Darby took great personal risk to turn in a friend — in order to reveal criminal activity inside the U.S. military. His revelations led to the Taguba report, prosecutions and courts martial, and stained the presidency of George W. Bush, and the tenure of his Pentagon chief Donald Rumsfeld, probably for life.

But Darby’s method of exposing what he thought was information too important to keep secret — was to turn the information over to people inside the chain of command who could do something about it.
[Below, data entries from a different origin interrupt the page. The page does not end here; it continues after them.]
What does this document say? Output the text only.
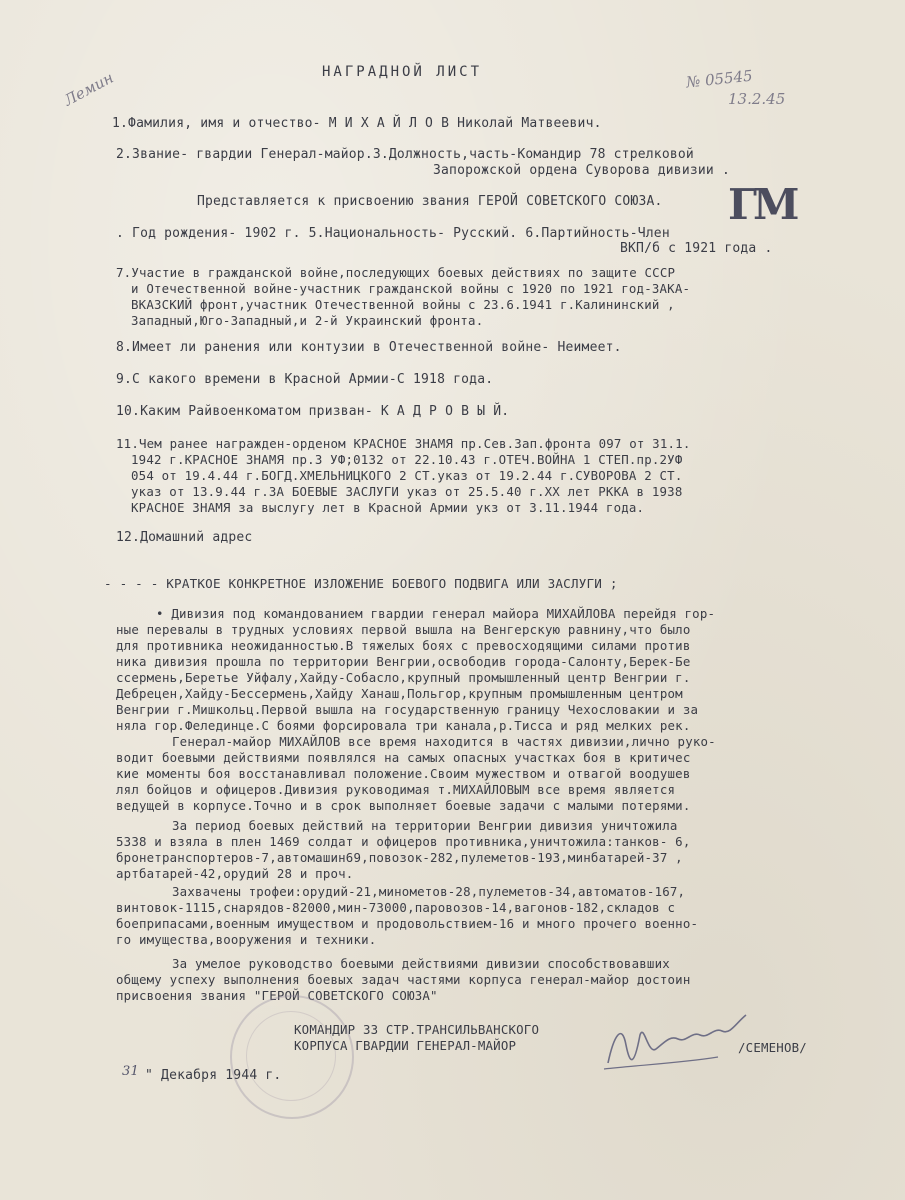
Лемин	№ 05545
13.2.45
ГМ
НАГРАДНОЙ ЛИСТ
1.Фамилия, имя и отчество- М И Х А Й Л О В Николай Матвеевич.
2.Звание- гвардии Генерал-майор.3.Должность,часть-Командир 78 стрелковой
Запорожской ордена Суворова дивизии .
Представляется к присвоению звания ГЕРОЙ СОВЕТСКОГО СОЮЗА.
. Год рождения- 1902 г. 5.Национальность- Русский. 6.Партийность-Член
ВКП/б с 1921 года .
7.Участие в гражданской войне,последующих боевых действиях по защите СССР
и Отечественной войне-участник гражданской войны с 1920 по 1921 год-ЗАКА-
ВКАЗСКИЙ фронт,участник Отечественной войны с 23.6.1941 г.Калининский ,
Западный,Юго-Западный,и 2-й Украинский фронта.
8.Имеет ли ранения или контузии в Отечественной войне- Неимеет.
9.С какого времени в Красной Армии-С 1918 года.
10.Каким Райвоенкоматом призван- К А Д Р О В Ы Й.
11.Чем ранее награжден-орденом КРАСНОЕ ЗНАМЯ пр.Сев.Зап.фронта 097 от 31.1.
1942 г.КРАСНОЕ ЗНАМЯ пр.3 УФ;0132 от 22.10.43 г.ОТЕЧ.ВОЙНА 1 СТЕП.пр.2УФ
054 от 19.4.44 г.БОГД.ХМЕЛЬНИЦКОГО 2 СТ.указ от 19.2.44 г.СУВОРОВА 2 СТ.
указ от 13.9.44 г.ЗА БОЕВЫЕ ЗАСЛУГИ указ от 25.5.40 г.XX лет РККА в 1938
КРАСНОЕ ЗНАМЯ за выслугу лет в Красной Армии укз от 3.11.1944 года.
12.Домашний адрес
- - - - КРАТКОЕ КОНКРЕТНОЕ ИЗЛОЖЕНИЕ БОЕВОГО ПОДВИГА ИЛИ ЗАСЛУГИ ;
• Дивизия под командованием гвардии генерал майора МИХАЙЛОВА перейдя гор-
ные перевалы в трудных условиях первой вышла на Венгерскую равнину,что было
для противника неожиданностью.В тяжелых боях с превосходящими силами против
ника дивизия прошла по территории Венгрии,освободив города-Салонту,Берек-Бе
ссермень,Беретье Уйфалу,Хайду-Собасло,крупный промышленный центр Венгрии г.
Дебрецен,Хайду-Бессермень,Хайду Ханаш,Польгор,крупным промышленным центром
Венгрии г.Мишкольц.Первой вышла на государственную границу Чехословакии и за
няла гор.Фелединце.С боями форсировала три канала,р.Тисса и ряд мелких рек.
Генерал-майор МИХАЙЛОВ все время находится в частях дивизии,лично руко-
водит боевыми действиями появлялся на самых опасных участках боя в критичес
кие моменты боя восстанавливал положение.Своим мужеством и отвагой воодушев
лял бойцов и офицеров.Дивизия руководимая т.МИХАЙЛОВЫМ все время является
ведущей в корпусе.Точно и в срок выполняет боевые задачи с малыми потерями.
За период боевых действий на территории Венгрии дивизия уничтожила
5338 и взяла в плен 1469 солдат и офицеров противника,уничтожила:танков- 6,
бронетранспортеров-7,автомашин69,повозок-282,пулеметов-193,минбатарей-37 ,
артбатарей-42,орудий 28 и проч.
Захвачены трофеи:орудий-21,минометов-28,пулеметов-34,автоматов-167,
винтовок-1115,снарядов-82000,мин-73000,паровозов-14,вагонов-182,складов с
боеприпасами,военным имуществом и продовольствием-16 и много прочего военно-
го имущества,вооружения и техники.
За умелое руководство боевыми действиями дивизии способствовавших
общему успеху выполнения боевых задач частями корпуса генерал-майор достоин
присвоения звания "ГЕРОЙ СОВЕТСКОГО СОЮЗА"
КОМАНДИР 33 СТР.ТРАНСИЛЬВАНСКОГО
КОРПУСА ГВАРДИИ ГЕНЕРАЛ-МАЙОР	/СЕМЕНОВ/
31 " Декабря 1944 г.
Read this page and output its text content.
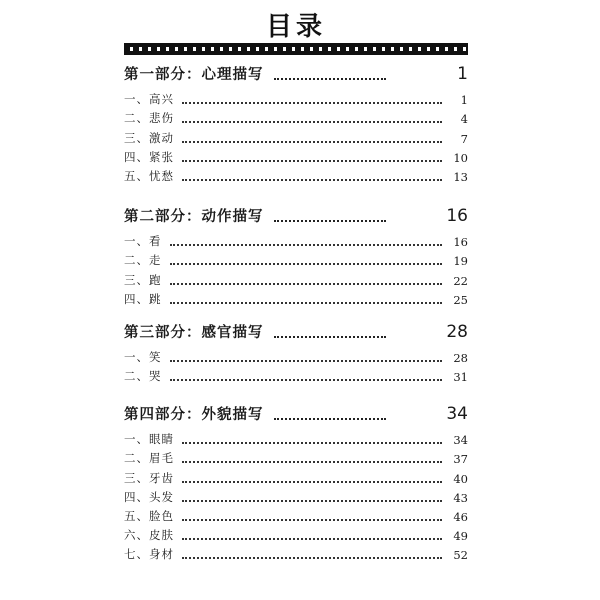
目录
第一部分：心理描写	1
一、高兴	1
二、悲伤	4
三、激动	7
四、紧张	10
五、忧愁	13
第二部分：动作描写	16
一、看	16
二、走	19
三、跑	22
四、跳	25
第三部分：感官描写	28
一、笑	28
二、哭	31
第四部分：外貌描写	34
一、眼睛	34
二、眉毛	37
三、牙齿	40
四、头发	43
五、脸色	46
六、皮肤	49
七、身材	52
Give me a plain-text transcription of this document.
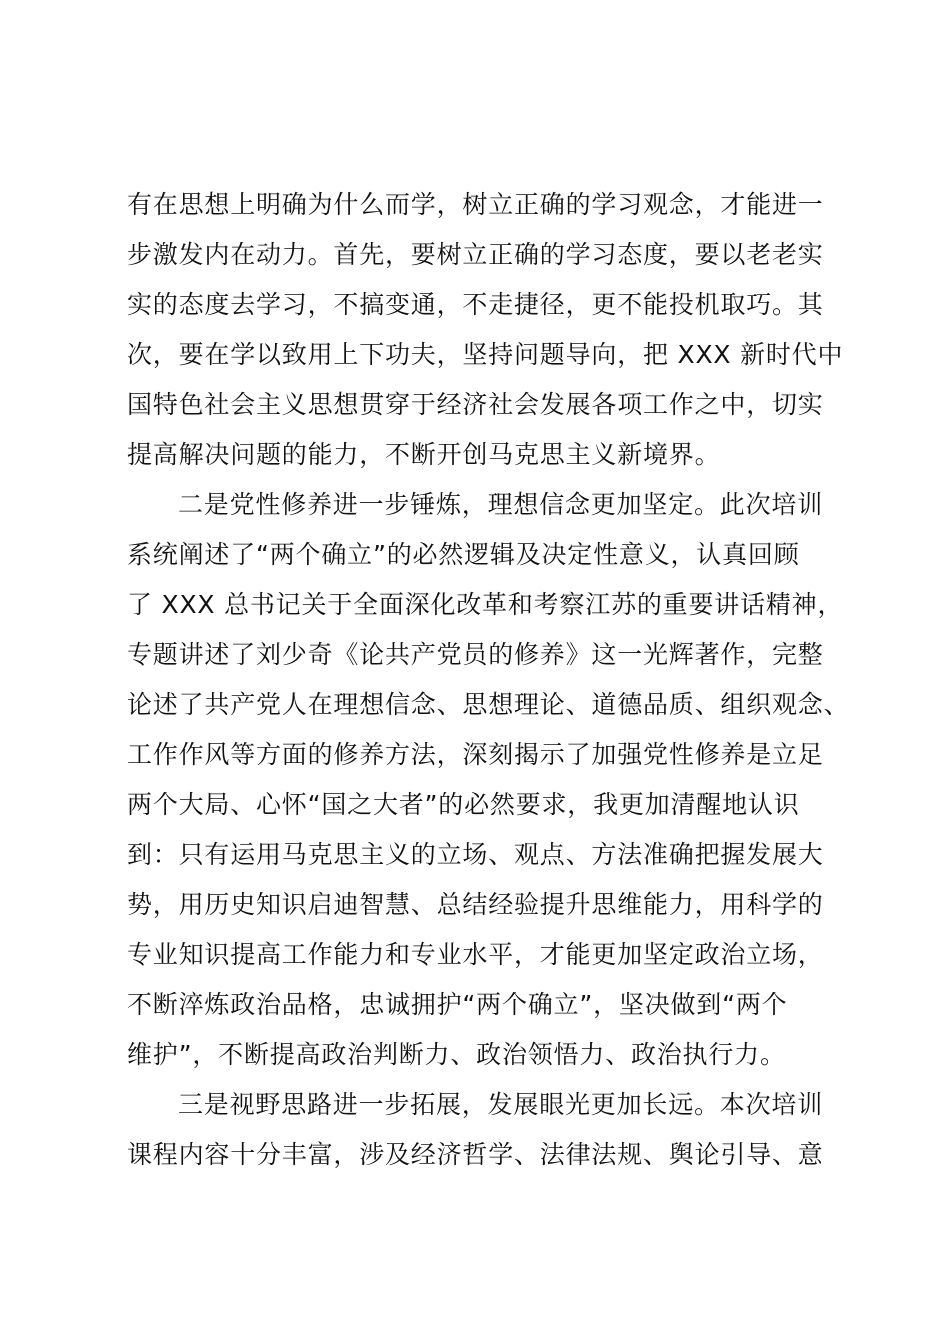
有在思想上明确为什么而学，树立正确的学习观念，才能进一
步激发内在动力。首先，要树立正确的学习态度，要以老老实
实的态度去学习，不搞变通，不走捷径，更不能投机取巧。其
次，要在学以致用上下功夫，坚持问题导向，把 XXX 新时代中
国特色社会主义思想贯穿于经济社会发展各项工作之中，切实
提高解决问题的能力，不断开创马克思主义新境界。
二是党性修养进一步锤炼，理想信念更加坚定。此次培训
系统阐述了“两个确立”的必然逻辑及决定性意义，认真回顾
了 XXX 总书记关于全面深化改革和考察江苏的重要讲话精神，
专题讲述了刘少奇《论共产党员的修养》这一光辉著作，完整
论述了共产党人在理想信念、思想理论、道德品质、组织观念、
工作作风等方面的修养方法，深刻揭示了加强党性修养是立足
两个大局、心怀“国之大者”的必然要求，我更加清醒地认识
到：只有运用马克思主义的立场、观点、方法准确把握发展大
势，用历史知识启迪智慧、总结经验提升思维能力，用科学的
专业知识提高工作能力和专业水平，才能更加坚定政治立场，
不断淬炼政治品格，忠诚拥护“两个确立”，坚决做到“两个
维护”，不断提高政治判断力、政治领悟力、政治执行力。
三是视野思路进一步拓展，发展眼光更加长远。本次培训
课程内容十分丰富，涉及经济哲学、法律法规、舆论引导、意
He didn’t upload them to the server of a foreign news entity, as Manning allegedly did.

I think that distinction is critically important, as is the fact that much of what Manning released were State Department cables that while interesting reading, revealed nothing criminal, or certainly nothing so earth shaking that it had to — morally and for the sake of history — be released in that way. (The video of U.S. troops apparently firing on civilians in Iraq from an Apache helicopter in 2007 is obviously a different story, in terms of the import of the leaks.)

I think whoever told those New York Times reporters about U.S. secret detentions and black sites did the right thing. Same with the whistleblower who revealed that the Bush administration was spying on its own citizens. Some of what Wikileaks has revealed is important and noteworthy — the Palestine Papers are a good example.

But Manning is a curious kind of hero, in my opinion. (Some of his advocates are now trying to assert he’s not even an American, also a strange way to defend him…) Worse, by asserting that he is being mistreated (which has been whipped around the Twitterverse as “tortured” — without evidence, and based on hearsay evidence from an acquaintance whose claims are backed up by a known advocate who writes for the same outfit that’s making the claims, is both troubling, and a pretty serious slander on the U.S. military that serves no purpose other than to communicate loathing for the Obama administration, which at times seems to be the real purpose of the charges.

I’m sure I’ll be summarily trashed for this post, but that’s OK. There are genuine heroes out there, who have taken great risks to expose the crimes of U.S. administrations, to include Daniel Ellsberg, Spc. Darby and others. I don’t know how Bradley Manning is being treated at Quantico. I certainly have not heard sound evidence that he’s being tortured, though if such evidence was to be unearthed, I would be as outraged as Mr. Greenwald, who by the way has done some fine reporting at Salon over the years on a number of issues related to governmental excess.

For now, I can only say that Manning is no hero of mine.